Il disastro postale
Un tempo le Poste erano pubbliche, adesso non ne sono più sicuro. Avranno sicuramente fatto come l’Enel e il gruppo IRI. Le avranno cedute a prezzo di saldo a qualcuno nel nome della maggiore efficienza e minori disservizi, perché ormai ci hanno catechizzato tutti che privato è bello e veloce e pubblico è tutto da buttare. Il fatto vero però è che uno dei gioielli di famiglia non è più di tutti ma di pochi. Il fatto altrettanto vero è che i disservizi non sono venuti meno ed intanto al sabato la posta non si consegna più, gli uffici periferici sono sempre più sguarniti di personale e il servizio di posta prioritaria, all’inizio spacciato per il toccasana del servizio corrispondenza, è diventato un obbligo per tutti e i tempi di consegna sono tornati quelli di una volta, con l’unica differenza nel costo del francobollo, regolarmente aumentato rispetto a quando c’erano le lire.
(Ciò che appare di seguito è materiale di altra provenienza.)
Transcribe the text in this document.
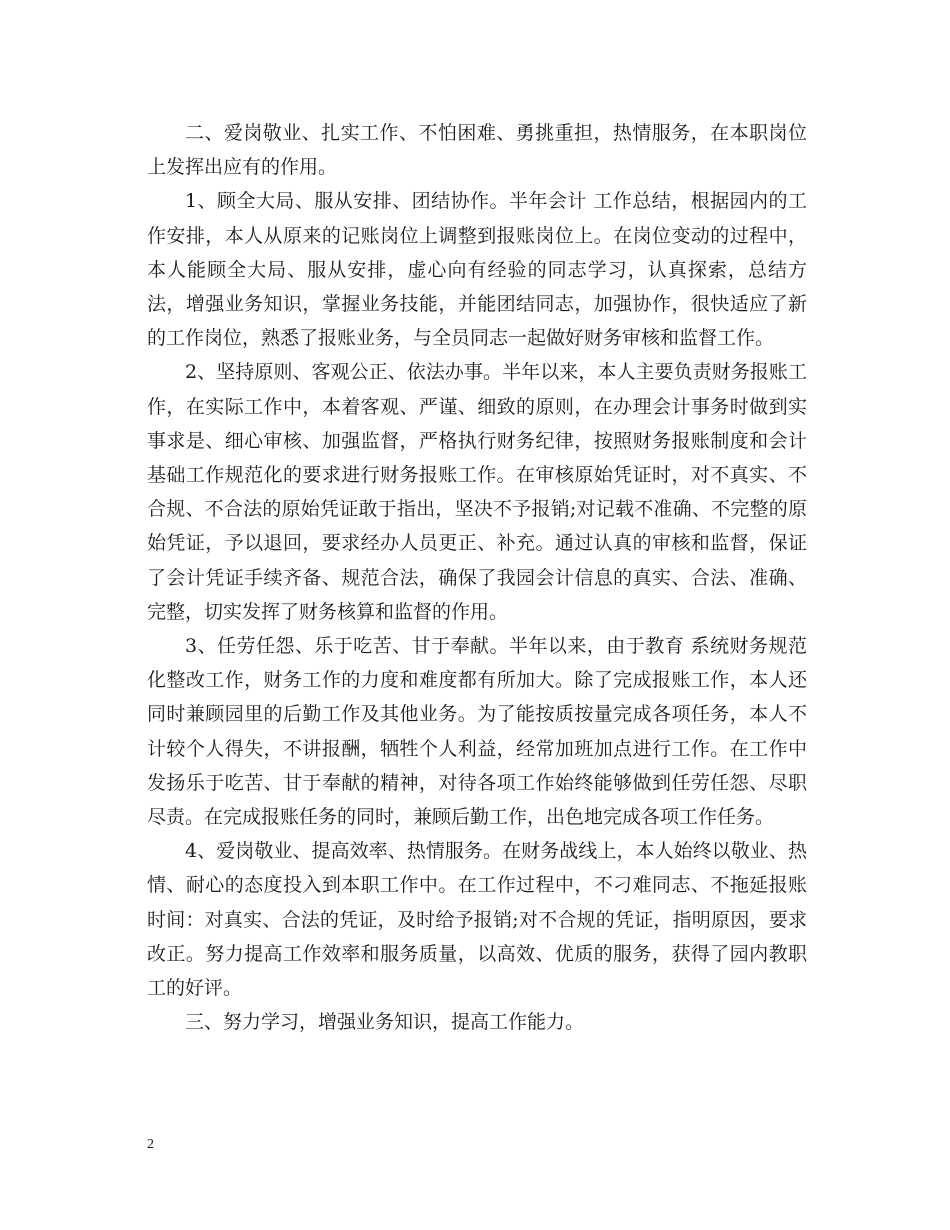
二、爱岗敬业、扎实工作、不怕困难、勇挑重担，热情服务，在本职岗位上发挥出应有的作用。

1、顾全大局、服从安排、团结协作。半年会计 工作总结，根据园内的工作安排，本人从原来的记账岗位上调整到报账岗位上。在岗位变动的过程中，本人能顾全大局、服从安排，虚心向有经验的同志学习，认真探索，总结方法，增强业务知识，掌握业务技能，并能团结同志，加强协作，很快适应了新的工作岗位，熟悉了报账业务，与全员同志一起做好财务审核和监督工作。

2、坚持原则、客观公正、依法办事。半年以来，本人主要负责财务报账工作，在实际工作中，本着客观、严谨、细致的原则，在办理会计事务时做到实事求是、细心审核、加强监督，严格执行财务纪律，按照财务报账制度和会计基础工作规范化的要求进行财务报账工作。在审核原始凭证时，对不真实、不合规、不合法的原始凭证敢于指出，坚决不予报销;对记载不准确、不完整的原始凭证，予以退回，要求经办人员更正、补充。通过认真的审核和监督，保证了会计凭证手续齐备、规范合法，确保了我园会计信息的真实、合法、准确、完整，切实发挥了财务核算和监督的作用。

3、任劳任怨、乐于吃苦、甘于奉献。半年以来，由于教育 系统财务规范化整改工作，财务工作的力度和难度都有所加大。除了完成报账工作，本人还同时兼顾园里的后勤工作及其他业务。为了能按质按量完成各项任务，本人不计较个人得失，不讲报酬，牺牲个人利益，经常加班加点进行工作。在工作中发扬乐于吃苦、甘于奉献的精神，对待各项工作始终能够做到任劳任怨、尽职尽责。在完成报账任务的同时，兼顾后勤工作，出色地完成各项工作任务。

4、爱岗敬业、提高效率、热情服务。在财务战线上，本人始终以敬业、热情、耐心的态度投入到本职工作中。在工作过程中，不刁难同志、不拖延报账时间：对真实、合法的凭证，及时给予报销;对不合规的凭证，指明原因，要求改正。努力提高工作效率和服务质量，以高效、优质的服务，获得了园内教职工的好评。

三、努力学习，增强业务知识，提高工作能力。

2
Che dire poi nei Codici di Avviamento Postale? Hanno inventato la zonizzazione delle cittadine, hanno inventato nuovi CAP che l’utente non conosce e quando ci si trova ad andare alla posta i poveri impiegati litigano con il computer per trovare il CAP giusto. Di contro, se per caso si chiede di avere un libriccino dei nuovi codici come quello distribuito nel 1967 dal Ministero delle Poste, quando le poste erano di tutti, ci si sente rispondere che il libriccino c’è, che è un librone e che bisogna pagarlo. Nel frattempo Silvio, all’entrata in vigore dell’euro, ha fatto distribuire gratuitamente a tutti un convertitore di valuta che non è servito a nessuno, ed una social card da cercare a “Chi l’ha visto?”.
Gli Uffici Postali dei piccoli paesi sono spariti, però per mandare una lettera da Civezzano a Trento, la missiva si fa un viaggio fino a Verona, per poi tornare al nord e, tanto per fare un esempio, lasciamo gli uffici postali (in questo caso Pergine) con le luci accese dentro e fuori in pieno giorno.
Forse si stava meglio quando si stava peggio.